Energy, meanwhile, appeared to receive less attention from the Treasury. While Chancellor George Osborne’s references to energy policy were relatively few in his statement to parliament, the full budget document did set out further energy measures, which focused on oil and gas and emerging storage and nuclear technologies. The one bright spot for renewables: a budget was set for the next round of contract for difference (CfD) auctions.
Networks and storage
The government said it will allocate at least £50 million over five years for innovation in energy storage, demand-side response and other smart technologies. Ofgem will consult later this year on the future of its £100 million grid Network Innovation Competition.
The budget also mentioned an increased focus on inter-connector technologies, such as the UK-Belgium Nemo link.
The budget said government will auction contracts for difference of up to £730 million during this parliament for up to 4GW of offshore wind and other “less established” renewables. The first auction, likely to be this autumn, will be for £290 million of contracts.
Support for offshore wind will be capped initially at £105/MWh, falling to £85/MWh for projects commissioning by 2026. This pricing places offshore wind on a par with nuclear technology – the Hinkley Point C nuclear project, for example, has signed a £92.50 per MWh support contract.
Mentions of climate change were scant, but the document outlined a plan to abolish the “bureaucratic and burdensome” UK carbon reduction commitment scheme and replace it with an increase in the country’s climate change levy from 2019.
While the budget failed to make any mention of the UK’s fraught, flagship power project Hinkley, it did mention the launch of the first stage of the UK’s small modular nuclear reactor (SMR) competition, which will generate a list of SMR developers. The government will allocate at least £30 million for a research and development programme for the technology.
Oil & gas
The government will effectively abolish its petroleum revenue tax, by permanently reducing the rate from 35% to 0%, with the change backdated to 1 January 2016, it was confirmed. The industry’s ‘supplementary charge’ levy is to be cut from 20% to 10%. This change will also take effect from 1 January 2016.
The government is willing to consider proposals for using the UK guarantees scheme for new investment in oil and gas assets, it said.
Developer Ecotricity founder Dale Vince said: “The budget is remarkable not so much for what’s in it, but for what’s not; the chancellor forgot to mention a little thing called climate change… What is this budget, and this Chancellor, doing on this front?

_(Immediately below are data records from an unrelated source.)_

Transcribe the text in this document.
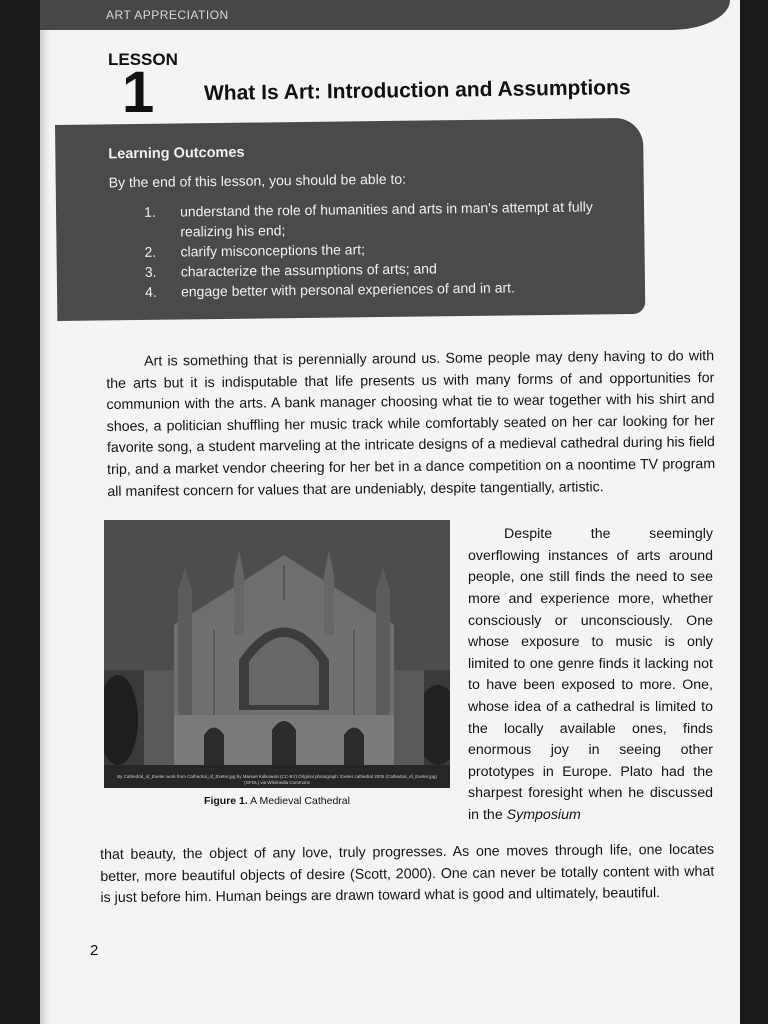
ART APPRECIATION
LESSON
1 What Is Art: Introduction and Assumptions
Learning Outcomes
By the end of this lesson, you should be able to:
1. understand the role of humanities and arts in man's attempt at fully realizing his end;
2. clarify misconceptions the art;
3. characterize the assumptions of arts; and
4. engage better with personal experiences of and in art.

Art is something that is perennially around us. Some people may deny having to do with the arts but it is indisputable that life presents us with many forms of and opportunities for communion with the arts. A bank manager choosing what tie to wear together with his shirt and shoes, a politician shuffling her music track while comfortably seated on her car looking for her favorite song, a student marveling at the intricate designs of a medieval cathedral during his field trip, and a market vendor cheering for her bet in a dance competition on a noontime TV program all manifest concern for values that are undeniably, despite tangentially, artistic.

By Cathedral_of_Exeter work from Cathedral_of_Exeter.jpg by Manuel Kalkowski (CC-BY) Original photograph: Exeter cathedral 2005 (Cathedral_of_Exeter.jpg) (GFDL) via Wikimedia Commons
Figure 1. A Medieval Cathedral

Despite the seemingly overflowing instances of arts around people, one still finds the need to see more and experience more, whether consciously or unconsciously. One whose exposure to music is only limited to one genre finds it lacking not to have been exposed to more. One, whose idea of a cathedral is limited to the locally available ones, finds enormous joy in seeing other prototypes in Europe. Plato had the sharpest foresight when he discussed in the Symposium

that beauty, the object of any love, truly progresses. As one moves through life, one locates better, more beautiful objects of desire (Scott, 2000). One can never be totally content with what is just before him. Human beings are drawn toward what is good and ultimately, beautiful.

2
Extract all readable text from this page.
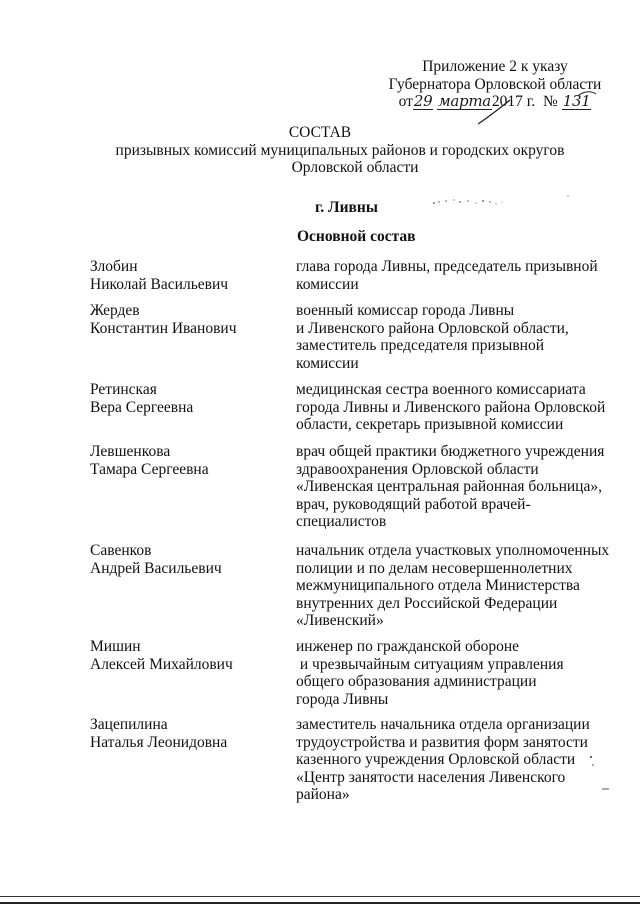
Приложение 2 к указу
Губернатора Орловской области
от29 марта2017 г. № 131
СОСТАВ
призывных комиссий муниципальных районов и городских округов
Орловской области
г. Ливны
Основной состав
Злобин
Николай Васильевич
глава города Ливны, председатель призывной
комиссии
Жердев
Константин Иванович
военный комиссар города Ливны
и Ливенского района Орловской области,
заместитель председателя призывной
комиссии
Ретинская
Вера Сергеевна
медицинская сестра военного комиссариата
города Ливны и Ливенского района Орловской
области, секретарь призывной комиссии
Левшенкова
Тамара Сергеевна
врач общей практики бюджетного учреждения
здравоохранения Орловской области
«Ливенская центральная районная больница»,
врач, руководящий работой врачей-
специалистов
Савенков
Андрей Васильевич
начальник отдела участковых уполномоченных
полиции и по делам несовершеннолетних
межмуниципального отдела Министерства
внутренних дел Российской Федерации
«Ливенский»
Мишин
Алексей Михайлович
инженер по гражданской обороне
и чрезвычайным ситуациям управления
общего образования администрации
города Ливны
Зацепилина
Наталья Леонидовна
заместитель начальника отдела организации
трудоустройства и развития форм занятости
казенного учреждения Орловской области
«Центр занятости населения Ливенского
района»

Very little it seems.”
Antony Skinner, renewables partner at law firm Ashurst said: "This is good news to an extent but the level of support being offered to offshore wind is being squeezed. The initial cap of £105 per MWh, later falling to £85 per MWh, is significantly lower than the administrative strike price of £140 per MWh originally set, or the strike prices of around £120 and £114 achieved in the first CfD allocation round. Also, it's not clear whether any established technologies will be offered support at all."
Richard Cockburn, energy partner at Bond Dickinson said the tax reductions will help significantly to improve the economics of North Sea projects. “The effective abolition of Petroleum Revenue Tax has long been called for by the industry,” he said, and added “the reduction of the supplementary charge may allow operators to take a second look at projects which, until now, were looking uneconomic.”